The Civil Service Ministry imposed the fine after 11 woman and five men - meaning 69 per cent of the jobs went to women - were appointed to top positions in the Paris city hall that year, in breach of a law aimed at ensuring gender balance.
Paris mayor Anne Hidalgo decried the fine as “unfair” and “dangerous”, adding that France should “speed up the tempo” in promoting women as the gender pay gap is “still very great”.
She told a city council meeting on Tuesday that she was “happy to announce that we have been fined”.
“The management of the city hall has, all of a sudden, become far too feminist,” she said, mocking the fine.
The law, which was put in place in 2013, was created to ensure women get better access to senior jobs in the civil service and required a minimum of 40 per cent of appointments for each gender.
Since then, the law has been amended to provide exceptions to nominations when the gender balance is respected overall.
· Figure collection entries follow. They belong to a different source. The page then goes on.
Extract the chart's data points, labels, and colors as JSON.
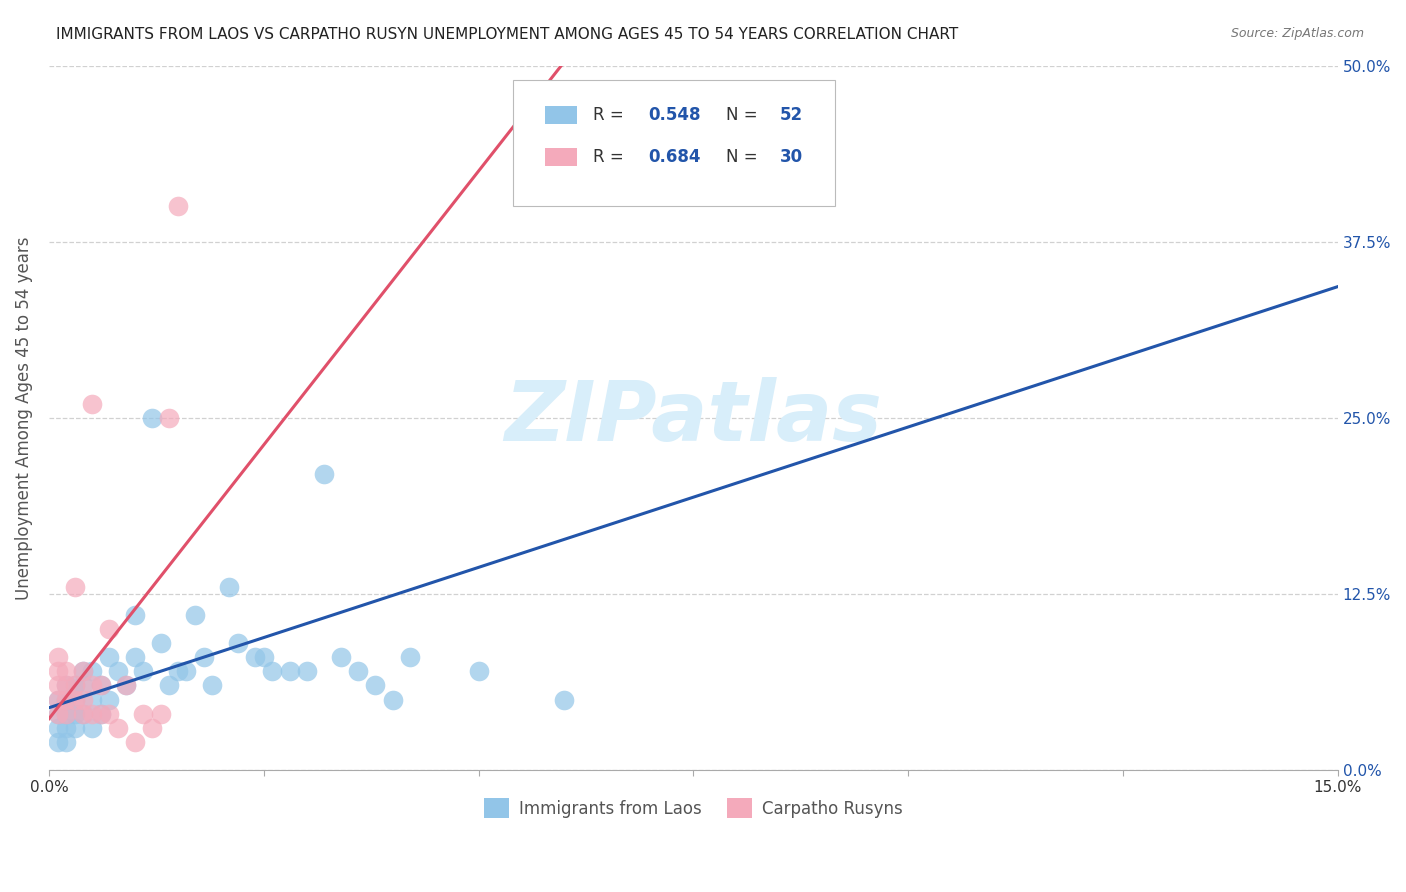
{
  "title": "IMMIGRANTS FROM LAOS VS CARPATHO RUSYN UNEMPLOYMENT AMONG AGES 45 TO 54 YEARS CORRELATION CHART",
  "source": "Source: ZipAtlas.com",
  "ylabel_label": "Unemployment Among Ages 45 to 54 years",
  "xlim": [
    0.0,
    0.15
  ],
  "ylim": [
    0.0,
    0.5
  ],
  "ytick_vals": [
    0.0,
    0.125,
    0.25,
    0.375,
    0.5
  ],
  "ytick_labels": [
    "0.0%",
    "12.5%",
    "25.0%",
    "37.5%",
    "50.0%"
  ],
  "xtick_vals": [
    0.0,
    0.025,
    0.05,
    0.075,
    0.1,
    0.125,
    0.15
  ],
  "xtick_labels_show": [
    "0.0%",
    "",
    "",
    "",
    "",
    "",
    "15.0%"
  ],
  "legend_blue_r": "0.548",
  "legend_blue_n": "52",
  "legend_pink_r": "0.684",
  "legend_pink_n": "30",
  "legend_label_blue": "Immigrants from Laos",
  "legend_label_pink": "Carpatho Rusyns",
  "blue_color": "#92C5E8",
  "pink_color": "#F4AABB",
  "line_blue_color": "#2255AA",
  "line_pink_color": "#E0506A",
  "watermark_text": "ZIPatlas",
  "watermark_color": "#D8EEFA",
  "blue_scatter_x": [
    0.001,
    0.001,
    0.001,
    0.001,
    0.002,
    0.002,
    0.002,
    0.002,
    0.002,
    0.003,
    0.003,
    0.003,
    0.003,
    0.004,
    0.004,
    0.004,
    0.005,
    0.005,
    0.005,
    0.006,
    0.006,
    0.007,
    0.007,
    0.008,
    0.009,
    0.01,
    0.01,
    0.011,
    0.012,
    0.013,
    0.014,
    0.015,
    0.016,
    0.017,
    0.018,
    0.019,
    0.021,
    0.022,
    0.024,
    0.025,
    0.026,
    0.028,
    0.03,
    0.032,
    0.034,
    0.036,
    0.038,
    0.04,
    0.042,
    0.05,
    0.06,
    0.065
  ],
  "blue_scatter_y": [
    0.02,
    0.03,
    0.04,
    0.05,
    0.02,
    0.03,
    0.04,
    0.05,
    0.06,
    0.03,
    0.04,
    0.05,
    0.06,
    0.04,
    0.06,
    0.07,
    0.03,
    0.05,
    0.07,
    0.04,
    0.06,
    0.05,
    0.08,
    0.07,
    0.06,
    0.08,
    0.11,
    0.07,
    0.25,
    0.09,
    0.06,
    0.07,
    0.07,
    0.11,
    0.08,
    0.06,
    0.13,
    0.09,
    0.08,
    0.08,
    0.07,
    0.07,
    0.07,
    0.21,
    0.08,
    0.07,
    0.06,
    0.05,
    0.08,
    0.07,
    0.05,
    0.43
  ],
  "pink_scatter_x": [
    0.001,
    0.001,
    0.001,
    0.001,
    0.001,
    0.002,
    0.002,
    0.002,
    0.002,
    0.003,
    0.003,
    0.003,
    0.004,
    0.004,
    0.004,
    0.005,
    0.005,
    0.005,
    0.006,
    0.006,
    0.007,
    0.007,
    0.008,
    0.009,
    0.01,
    0.011,
    0.012,
    0.013,
    0.014,
    0.015
  ],
  "pink_scatter_y": [
    0.04,
    0.05,
    0.06,
    0.07,
    0.08,
    0.04,
    0.05,
    0.06,
    0.07,
    0.05,
    0.06,
    0.13,
    0.04,
    0.05,
    0.07,
    0.04,
    0.06,
    0.26,
    0.04,
    0.06,
    0.04,
    0.1,
    0.03,
    0.06,
    0.02,
    0.04,
    0.03,
    0.04,
    0.25,
    0.4
  ]
}
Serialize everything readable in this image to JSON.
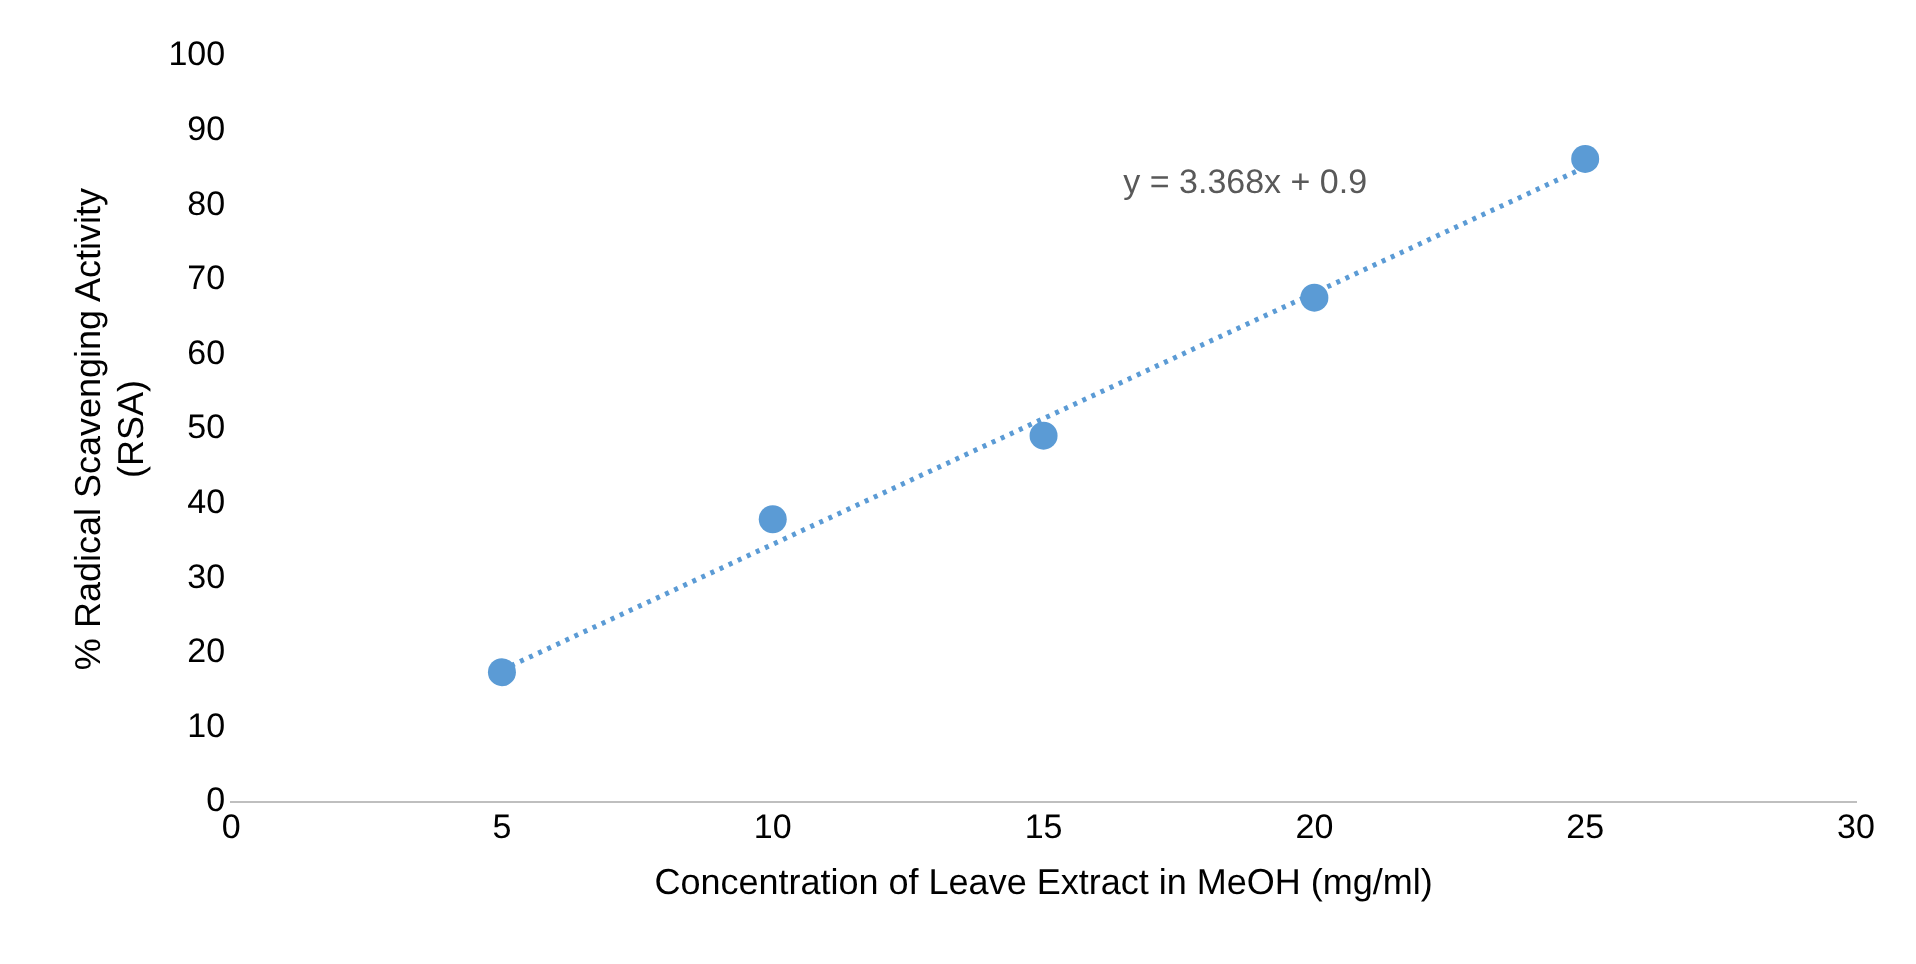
{
  "chart_data": {
    "type": "scatter",
    "xlabel": "Concentration of Leave Extract in MeOH (mg/ml)",
    "ylabel": "% Radical Scavenging Activity\n(RSA)",
    "series": [
      {
        "type": "scatter",
        "color": "#5b9bd5",
        "x": [
          5,
          10,
          15,
          20,
          25
        ],
        "values": [
          17.4,
          37.9,
          49.1,
          67.6,
          86.2
        ],
        "marker": "circle"
      },
      {
        "type": "line",
        "color": "#5b9bd5",
        "x": [
          5,
          25
        ],
        "values": [
          17.7,
          85.1
        ],
        "line_style": "dotted",
        "marker": "none"
      }
    ],
    "annotations": [
      "y = 3.368x + 0.9"
    ],
    "xlim": [
      0,
      30
    ],
    "xticks": [
      0,
      5,
      10,
      15,
      20,
      25,
      30
    ],
    "ylim": [
      0,
      100
    ],
    "yticks": [
      0,
      10,
      20,
      30,
      40,
      50,
      60,
      70,
      80,
      90,
      100
    ],
    "grid": false,
    "legend": false
  }
}
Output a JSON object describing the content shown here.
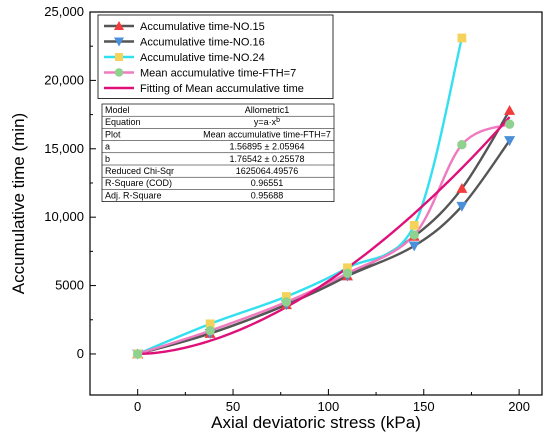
{
  "chart_data": {
    "type": "line",
    "xlabel": "Axial deviatoric stress (kPa)",
    "ylabel": "Accumulative time (min)",
    "xlim": [
      -25,
      212
    ],
    "ylim": [
      -3000,
      25000
    ],
    "x_ticks": [
      0,
      50,
      100,
      150,
      200
    ],
    "y_ticks": [
      0,
      5000,
      10000,
      15000,
      20000,
      25000
    ],
    "y_tick_labels": [
      "0",
      "5000",
      "10,000",
      "15,000",
      "20,000",
      "25,000"
    ],
    "grid": false,
    "legend_position": "top-left",
    "series": [
      {
        "name": "Accumulative time-NO.15",
        "color": "#f03c3c",
        "line_color": "#555555",
        "marker": "triangle-up",
        "x": [
          0,
          38,
          78,
          110,
          145,
          170,
          195
        ],
        "y": [
          0,
          1500,
          3600,
          5700,
          8600,
          12100,
          17800
        ]
      },
      {
        "name": "Accumulative time-NO.16",
        "color": "#4a8fd8",
        "line_color": "#555555",
        "marker": "triangle-down",
        "x": [
          0,
          38,
          78,
          110,
          145,
          170,
          195
        ],
        "y": [
          0,
          1500,
          3600,
          5700,
          7900,
          10800,
          15600
        ]
      },
      {
        "name": "Accumulative time-NO.24",
        "color": "#f5d25a",
        "line_color": "#33e0f0",
        "marker": "square",
        "x": [
          0,
          38,
          78,
          110,
          145,
          170
        ],
        "y": [
          0,
          2200,
          4200,
          6300,
          9400,
          23100
        ]
      },
      {
        "name": "Mean accumulative time-FTH=7",
        "color": "#8fd18f",
        "line_color": "#f07ac0",
        "marker": "circle",
        "x": [
          0,
          38,
          78,
          110,
          145,
          170,
          195
        ],
        "y": [
          0,
          1700,
          3800,
          5900,
          8700,
          15300,
          16800
        ]
      }
    ],
    "fit": {
      "name": "Fitting of Mean accumulative time",
      "color": "#e0107a",
      "a": 1.56895,
      "b": 1.76542,
      "x_range": [
        0,
        195
      ]
    },
    "fit_table": [
      [
        "Model",
        "Allometric1"
      ],
      [
        "Equation",
        "y=a·x"
      ],
      [
        "Plot",
        "Mean accumulative time-FTH=7"
      ],
      [
        "a",
        "1.56895 ± 2.05964"
      ],
      [
        "b",
        "1.76542 ± 0.25578"
      ],
      [
        "Reduced Chi-Sqr",
        "1625064.49576"
      ],
      [
        "R-Square (COD)",
        "0.96551"
      ],
      [
        "Adj. R-Square",
        "0.95688"
      ]
    ],
    "equation_superscript": "b"
  }
}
Currently, 47 per cent of all civil servants in Paris city hall in senior positions are women.
Ms Hidalgo said she would take the cheque for the fine to the government in person, together with her deputy mayors and all the women working for her.
“This fine is obviously absurd, unfair, irresponsible and dangerous,” she said, adding that women should be promoted with “vigour because the lag everywhere in France is still very great”.
“Yes, to one day achieve parity, we must speed up the tempo and ensure that more women are appointed than men.”
Amélie de Montchalin, France’s public service minister from the ruling La République En Marche party, responded to Ms Hidalgo on Twitter to say that the “absurd provision” was repealed in 2019.
“I want the fine paid by Paris for 2018 to finance concrete actions to promote women in the public service,” she said, and invited the Paris mayor to the ministry discuss the issue.